Admittedly Fernando Alonso’s comments about overtaking find a safe harbor from me as I have, to the point of becoming a droning idiot, been moaning on about DRS for ever since it was introduced. I’ve also said many times that I am a bit of a heretic in the Formula 1 fan community because when I took those many surveys like millions of other people, “more overtaking” was not high on my list of things I felt F1 needed to improve.
For me, DRS was an answer to the fans clamoring for more overtaking but it was also a way to avoid the elephant in the room which is aerodynamics—the Holy Grail of F1 designers—and find a way to allow these cars to somehow overtake each other at the end of long straights.
Fernando thinks we may be putting the focus on the wrong thing:
“But definitely nowadays it’s very possible that the car that is running 16th or 17th can overtake a Mercedes out of the pitlane with newer tyres and pull away.

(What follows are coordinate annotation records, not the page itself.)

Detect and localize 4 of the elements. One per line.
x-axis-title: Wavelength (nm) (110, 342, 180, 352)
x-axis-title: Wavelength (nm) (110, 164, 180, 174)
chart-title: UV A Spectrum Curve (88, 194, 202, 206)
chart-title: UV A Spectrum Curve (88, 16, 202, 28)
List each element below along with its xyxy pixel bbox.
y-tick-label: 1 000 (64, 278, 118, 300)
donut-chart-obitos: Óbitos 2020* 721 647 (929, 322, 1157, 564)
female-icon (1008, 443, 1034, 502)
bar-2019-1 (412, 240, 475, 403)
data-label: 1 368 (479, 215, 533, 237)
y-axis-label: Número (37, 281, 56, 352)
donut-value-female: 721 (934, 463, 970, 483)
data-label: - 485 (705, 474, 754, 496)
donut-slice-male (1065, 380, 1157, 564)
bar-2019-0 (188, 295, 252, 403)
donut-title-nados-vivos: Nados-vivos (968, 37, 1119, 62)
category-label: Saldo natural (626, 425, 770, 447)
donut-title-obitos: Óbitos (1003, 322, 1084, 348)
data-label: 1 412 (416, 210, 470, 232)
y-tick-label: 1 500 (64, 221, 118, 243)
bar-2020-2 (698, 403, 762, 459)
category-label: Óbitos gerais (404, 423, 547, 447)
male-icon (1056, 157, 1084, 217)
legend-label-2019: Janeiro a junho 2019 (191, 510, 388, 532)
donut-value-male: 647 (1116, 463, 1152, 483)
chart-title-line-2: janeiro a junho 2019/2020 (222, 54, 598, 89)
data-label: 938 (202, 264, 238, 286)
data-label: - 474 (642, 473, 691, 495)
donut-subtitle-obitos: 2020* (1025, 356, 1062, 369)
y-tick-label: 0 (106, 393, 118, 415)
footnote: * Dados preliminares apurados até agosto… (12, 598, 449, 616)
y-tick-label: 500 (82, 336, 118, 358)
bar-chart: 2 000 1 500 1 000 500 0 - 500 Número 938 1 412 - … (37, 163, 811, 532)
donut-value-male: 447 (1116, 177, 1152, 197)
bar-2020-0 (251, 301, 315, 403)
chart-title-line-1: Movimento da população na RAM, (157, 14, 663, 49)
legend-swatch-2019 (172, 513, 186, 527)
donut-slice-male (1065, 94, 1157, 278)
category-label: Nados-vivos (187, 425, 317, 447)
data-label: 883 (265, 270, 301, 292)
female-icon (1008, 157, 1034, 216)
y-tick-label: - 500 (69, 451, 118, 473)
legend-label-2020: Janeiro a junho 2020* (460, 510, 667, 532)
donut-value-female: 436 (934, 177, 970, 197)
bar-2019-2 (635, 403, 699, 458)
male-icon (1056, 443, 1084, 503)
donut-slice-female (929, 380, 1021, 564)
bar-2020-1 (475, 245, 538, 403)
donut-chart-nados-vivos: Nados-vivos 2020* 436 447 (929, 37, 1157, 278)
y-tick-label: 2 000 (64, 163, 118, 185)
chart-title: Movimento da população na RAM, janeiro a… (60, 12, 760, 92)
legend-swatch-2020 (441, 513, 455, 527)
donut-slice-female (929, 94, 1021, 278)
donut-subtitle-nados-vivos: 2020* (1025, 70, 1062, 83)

“That’s difficult to explain to the people in front of the televisions.
“The overtaking is probably not as real as it was before. You don’t need to be inspired by something or to choose the right moment in the right place.
“If it’s not in this corner, you wait another corner and you will pass because they are five seconds slower.
“I don’t think we need to put a finger on one thing to improve the show because when we were having those races with two or three overtaking moves we were asking for more overtaking to improve the show.”
I agree with him—no surprise there. It’s not prolific overtaking I want to see, it’s relatively competitive cars that are able to race and pass each other. Alonso uses the example of Spain 2005 but I would go back a little farther in the late 90’s when McLaren and Ferrari were locked in an epic battle and the driving skills of Mika Hakkinen and Michael Schumacher often times made the difference if either car was slightly off song in setup.
There wasn’t complete parity between the cars but they were close enough and the design of the cars, while certainly impacting each other aerodynamically, weren’t so tweaked that the wake was massive and the trailing car would chew up its high degradation tires just trying to close in on the leader.
If relatively comparable cars can race close together and allow for driver skill to overcome slight deficits, it would be far closer to what I would hope for from F1. To be fair, that’s asking a hell of a lot from the series and it is easier to just create HD tires and DRS to provide some semblance of passing than it is to really roll the sleeves up and come up with the strategy that would allow for this type of racing—not to mention the teams would not be all in agreement.
Perhaps the new chassis designs for 2017 will be approved and effective…at least that’s what I am hoping for. I think Alonso is too.